Configure a Matching Step Using QuickStart

Before you begin

You need:

About this task

This task configures the matching step which is the first part of the split-step mastering process.

Procedure

  1. Navigate to the flow definition of the flow you want.

    QuickStart Flows - Manage Flows table - Click flow name

    1. In QuickStart's navigation bar, click Flows.
    2. In the Manage Flows table, search for the row containing the flow.
      Tip: To make your search easier, you can sort the table by one of the columns.
    3. Click the flow's name.
  2. In the flow sequence, click the summary box of the matching step to configure.


    The step detail panel is displayed below the flow sequence panel.


  1. Configure the Match Options.
    • To add a new option, click the Add button.
    • To edit an option, click the vertical ellipsis (⋮) and choose Edit Settings.
    • To delete an option, click the vertical ellipsis (⋮) and choose Delete.
    Match Options fields
    Field Description
    Type The matching type.
    • Exact. Determines if the values of the specified property in two or more records are exactly the same.
    • Synonym. Determines if the values of the specified property in two or more records are synonyms, according to the specified thesaurus.
    • Double Metaphone. Determines if the values of the specified property in two or more records sound similar, based on the Double Metaphone algorithm. For example, "Smith" might sound like "Schmidt".
    • Zip. Determines if the zip/postal code in two or more records match.
    • Reduce. Reduces the significance of certain matches. For example, even if the addresses and last names of two records match, the similarity might not necessarily indicate that the two records refer to the same person, because they might be two members of the same family.
    • Custom. Runs a function in your custom module to compare the values of a specified property in two or more records.

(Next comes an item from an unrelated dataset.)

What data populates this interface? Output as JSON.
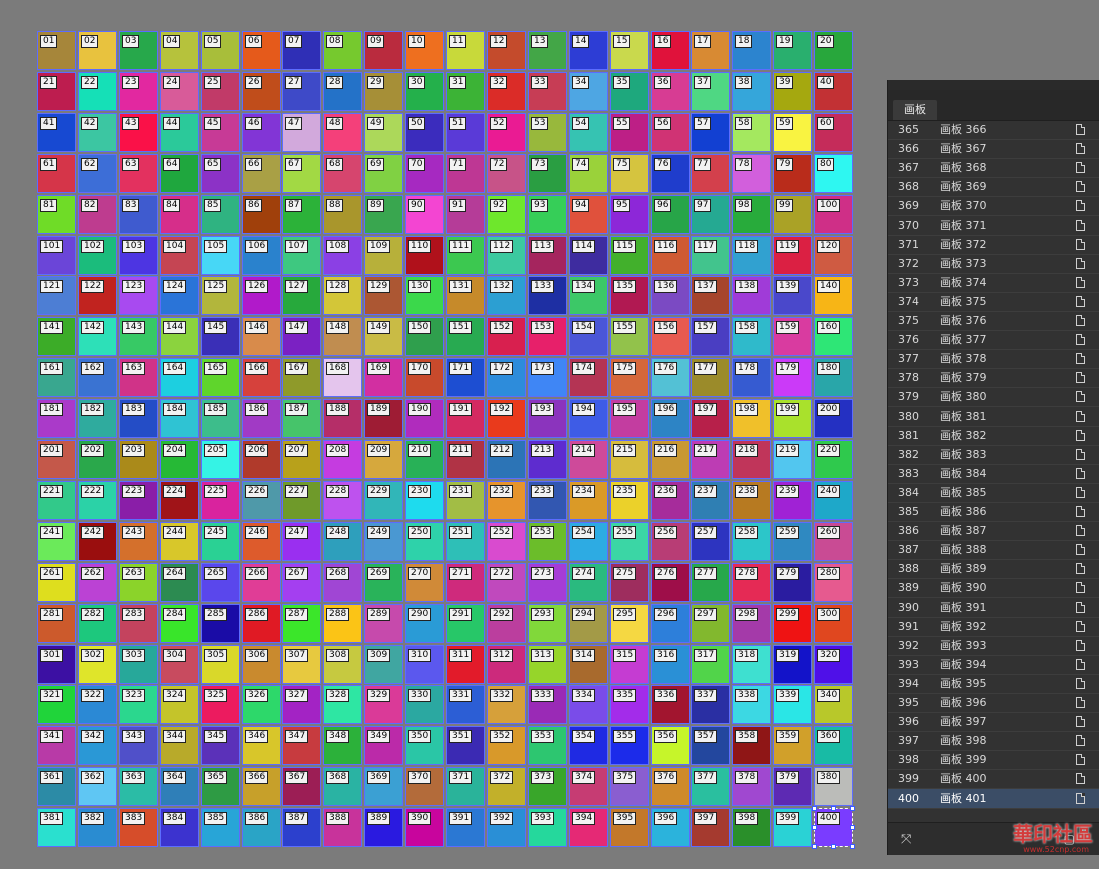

    Exact match properties


    Synonym properties


    Double Metaphone properties


    Zip properties


    Reduce properties


    Custom match properties

    Property to Match The property whose values to compare.
    Properties to Match One or more properties whose values to compare.
    Weight A factor that signifies the relative importance of the rule.
    Weight A positive integer that denotes how much to reduce the weight of a match.
    Thesaurus URI

    The location of the thesaurus that is stored in a MarkLogic Server database and used to determine synonyms. See also: Managing Thesaurus Documents

    Filter

    A node in the thesaurus to use as a filter. For example, <thsr:qualifier>birds</thsr:qualifier>.

    See the $filter parameter in thsr:expand.

    5-vs-9 Match Weight

    The weight to use if, given one 9-digit zip code and one 5-digit zip code, the first five digits of the zip codes match. Applicable only to US zip codes.

    9-vs-5 Match Weight

    The weight to use if, given two 9-digit zip codes, the first five digits match and the last four do not. Applicable only to US zip codes.

    Note: To add a weight when all nine digits match, use the Exact matching type to compare the zip codes as strings. If some of your data might have non-standard formats (e.g., using whitespace or em dash instead of the typical hyphen), remember to map your zip code fields to a standard format in your entity.
    Dictionary URI

    The location of the phonetic dictionary that is stored in a database and used when comparing words phonetically. See also: Custom Dictionaries

    Distance Threshold

    The threshold below which the phonetic difference (distance) between two strings is considered insignificant; i.e., the strings are similar to each other. See also: spell functions

    Collation

    The URI to the collation to use. A collation specifies the order for sorting strings. See also: Encodings and Collations

    URI The location of the custom module.
    Function The name of the custom function within the custom module.
    Namespace The namespace of the library module where the custom function is. Blank, if the custom function is JavaScript code.
  2. Configure the Match Thresholds.
    • To add a new threshold, click the Add button.
    • To edit a threshold, click the vertical ellipsis (⋮) and choose Edit Settings.
    • To delete a threshold, click the vertical ellipsis (⋮) and choose Delete.
    Match Thresholds fields

    Match threshold properties

    Field Description
    NameThe threshold rule name.
    Weight ThresholdThe threshold with which to compare the total weight of the matches.
    Action What to do if the total weight exceeds the Weight threshold.
    • Merge. Automatically merges the candidate records, according to the merging rules.
    • Notify. Sends a notification for a human to review the match and decide on the action to take.
    • Custom. Performs actions defined in a custom module.
    URI(Displayed if the action is Custom.) The location of the custom module.
    Function(Displayed if the action is Custom.) The name of the custom function within the custom module.
    Namespace(Displayed if the action is Custom.) The namespace of the library module where the custom function is. Blank, if the custom function is JavaScript code.

What to do next

Important: When running the split mastering, allow the matching step to complete before starting the merging step.